民医連新聞

2023年10月3日

止められた電気を回復 猛暑からいのち守った実践例 大阪民医連熱中症訪問調査から

 今年も各地でいのちにかかわるような暑さを記録しました。20年目を迎えた大阪民医連の熱中症訪問調査でも、あわや「いのちの危機」という事例がありました。(丸山いぶき記者)

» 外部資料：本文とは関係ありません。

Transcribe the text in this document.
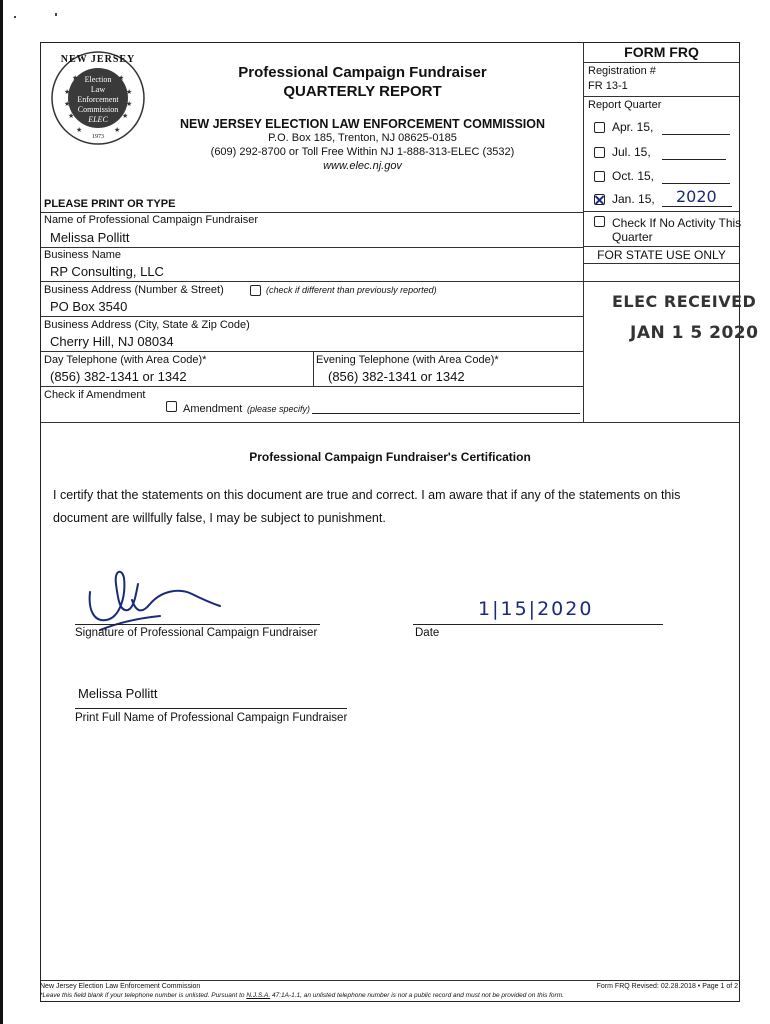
★
★
★
★
★
★
★	★
★	★
NEW JERSEY
Election
Law
Enforcement
Commission
ELEC
1973
Professional Campaign Fundraiser
QUARTERLY REPORT
NEW JERSEY ELECTION LAW ENFORCEMENT COMMISSION
P.O. Box 185, Trenton, NJ 08625-0185
(609) 292-8700 or Toll Free Within NJ 1-888-313-ELEC (3532)
www.elec.nj.gov
PLEASE PRINT OR TYPE
FORM FRQ
Registration #
FR 13-1
Report Quarter
Apr. 15,
Jul. 15,
Oct. 15,
Jan. 15, 2020
Check If No Activity This
Quarter
FOR STATE USE ONLY
ELEC RECEIVED
JAN 1 5 2020
Name of Professional Campaign Fundraiser
Melissa Pollitt
Business Name
RP Consulting, LLC
Business Address (Number & Street)	(check if different than previously reported)
PO Box 3540
Business Address (City, State & Zip Code)
Cherry Hill, NJ 08034
Day Telephone (with Area Code)*
(856) 382-1341 or 1342
Evening Telephone (with Area Code)*
(856) 382-1341 or 1342
Check if Amendment
Amendment (please specify)
Professional Campaign Fundraiser's Certification
I certify that the statements on this document are true and correct. I am aware that if any of the statements on this
document are willfully false, I may be subject to punishment.
Signature of Professional Campaign Fundraiser
1|15|2020
Date
Melissa Pollitt
Print Full Name of Professional Campaign Fundraiser
New Jersey Election Law Enforcement Commission	Form FRQ Revised: 02.28.2018 • Page 1 of 2
*Leave this field blank if your telephone number is unlisted. Pursuant to N.J.S.A. 47:1A-1.1, an unlisted telephone number is not a public record and must not be provided on this form.
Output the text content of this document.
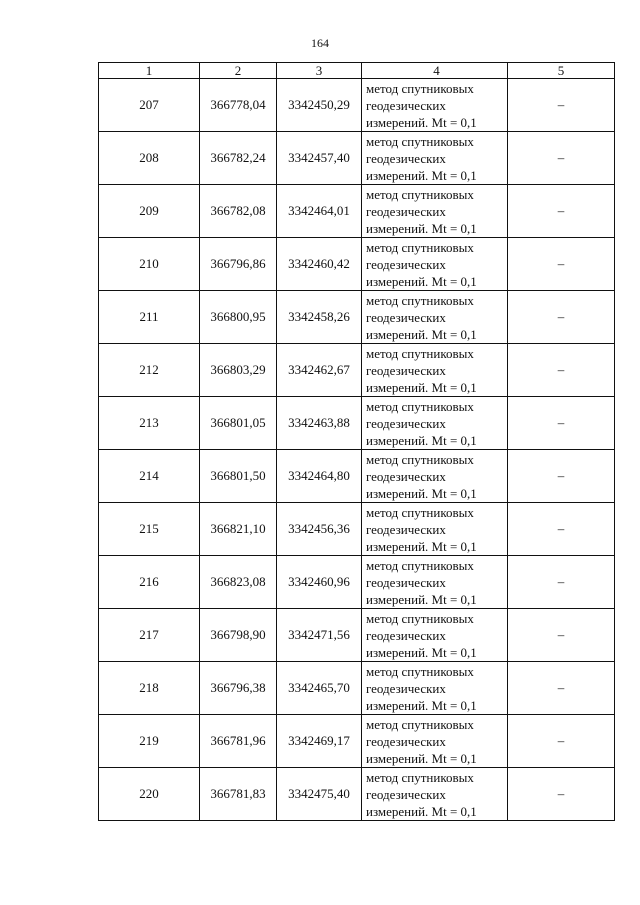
164
1	2	3	4	5
207	366778,04	3342450,29	метод спутниковых
геодезических
измерений. Mt = 0,1	–
208	366782,24	3342457,40	метод спутниковых
геодезических
измерений. Mt = 0,1	–
209	366782,08	3342464,01	метод спутниковых
геодезических
измерений. Mt = 0,1	–
210	366796,86	3342460,42	метод спутниковых
геодезических
измерений. Mt = 0,1	–
211	366800,95	3342458,26	метод спутниковых
геодезических
измерений. Mt = 0,1	–
212	366803,29	3342462,67	метод спутниковых
геодезических
измерений. Mt = 0,1	–
213	366801,05	3342463,88	метод спутниковых
геодезических
измерений. Mt = 0,1	–
214	366801,50	3342464,80	метод спутниковых
геодезических
измерений. Mt = 0,1	–
215	366821,10	3342456,36	метод спутниковых
геодезических
измерений. Mt = 0,1	–
216	366823,08	3342460,96	метод спутниковых
геодезических
измерений. Mt = 0,1	–
217	366798,90	3342471,56	метод спутниковых
геодезических
измерений. Mt = 0,1	–
218	366796,38	3342465,70	метод спутниковых
геодезических
измерений. Mt = 0,1	–
219	366781,96	3342469,17	метод спутниковых
геодезических
измерений. Mt = 0,1	–
220	366781,83	3342475,40	метод спутниковых
геодезических
измерений. Mt = 0,1	–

 連日、真夏日や猛暑日を記録していた7月中旬、大阪市北区、昔ながらの商店街のなかにある、いきいきケアプランセンターに、高齢の男性が訪ねてきました。
 Aさん、70代後半。独居で生活保護を利用しています。まだら認知症がすすみ要介護2ですが、介護保険サービスの利用には拒否感が強く、福祉用具貸与のみの利用。携帯電話も紛失中でした。
 あいにく、Aさんが唯一心を許す担当ケアマネジャーの松山輝江さんは、不在。いつもは威勢のいいAさんですが、この日はヨロヨロと元気のない様子で、何も告げずに帰ってしまったといいます。
 翌日の午後、松山さんが熱中症訪問調査を兼ねて、あらためてAさんのワンルームを訪ねました。すると部屋は真っ暗で、「料金払ってんのに、4日前に電気止められた」とAさん。睡眠時に酸素を送る医療機器も使えない状況でした。気温36度超えの猛暑日で、「室内は風通しが悪く、体感では同じかそれ以上あるようにも感じた」と松山さんはふり返ります。

ケアマネの対応力を発揮

 松山さんはすぐに関西電力のフリーコールに電話。しかし、オペレーター対応は混み合い「翌日以降に」。たまらず、近くの関西電力の営業所に駆け込みました。
 事情を話して調べてもらうと、「関電以外の電力供給会社と契約されているが、接地番号がわかれば通電できる」とのこと。直ちにAさん宅へ引き返し、携帯電話の灯りを頼りに手もとにある郵送物のすべてを確認しました。
 午後5時の営業終了が迫るなか、なんとか関電供給部からの通知を発見。終了5分前に営業所に再度駆け込み、その日のうちに通電してもらうことができました。
 Aさんは涙を流して喜び、これを機に医療福祉生協おおさかの組合員にもなってくれました。
 発見した通知は、大阪ガスで契約していた電気とセットのプランの更新手続きが未了のため、契約を終了し通電停止する、という内容でした。「関電のフリーコールも電気料金を選べるセールスも、世の中全体が高齢者相手には非常に不親切でわかりにくい」と、松山さんは憤ります。

訪問きっかけに劇的改善も

 「高齢者が熱中症になると、回復してもADLがガクンと下がる。本当に怖い」と松山さん。その危険性への家族の認識も低く、時には「オムツ交換が大変だから」と水分摂取を減らす場合さえあることに警鐘を鳴らします。
 他方、松山さんは、昨夏の熱中症訪問調査をきっかけに在宅環境を改善し、生きる気力を取り戻したBさん(90代男性)にも出会いました。老衰で「余命3カ月」と言われていたBさんに、地域の開業医や介護事業所と連携してかかわり、自宅音楽会まで開催。そこには、長年の趣味の音楽やレコードのことを、いきいきと解説するBさんの姿がありました。
 松山さんは、「地域で暮らす高齢者にかかわる人全員で、熱中症への注意喚起をし続けることが必要」と強調します。

地域を守れと20年続く

 「地域から熱中症による死亡者を出さないために」と、大阪民医連は2004年から熱中症訪問調査を行っています。コロナ禍で電話聞き取りが中心でしたが、今年は訪問を再開。県連をあげ各事業所、職場で「気になる患者・利用者」を出し合い、それぞれ独自に工夫して訪問し、安否確認や注意喚起などを行いました。
 さらに今年は、熱中症リスクをより詳しく分析できるよう、質問項目を増やした調査票(自己記入用紙)と返信用封筒を訪問先で手渡し、大阪民医連に郵送してもらいました。寄せられた調査票は800通以上にのぼります。県連医活委員会などを通じて分析し、例年通り、行政交渉やマスコミへの発信に生かしていく予定です。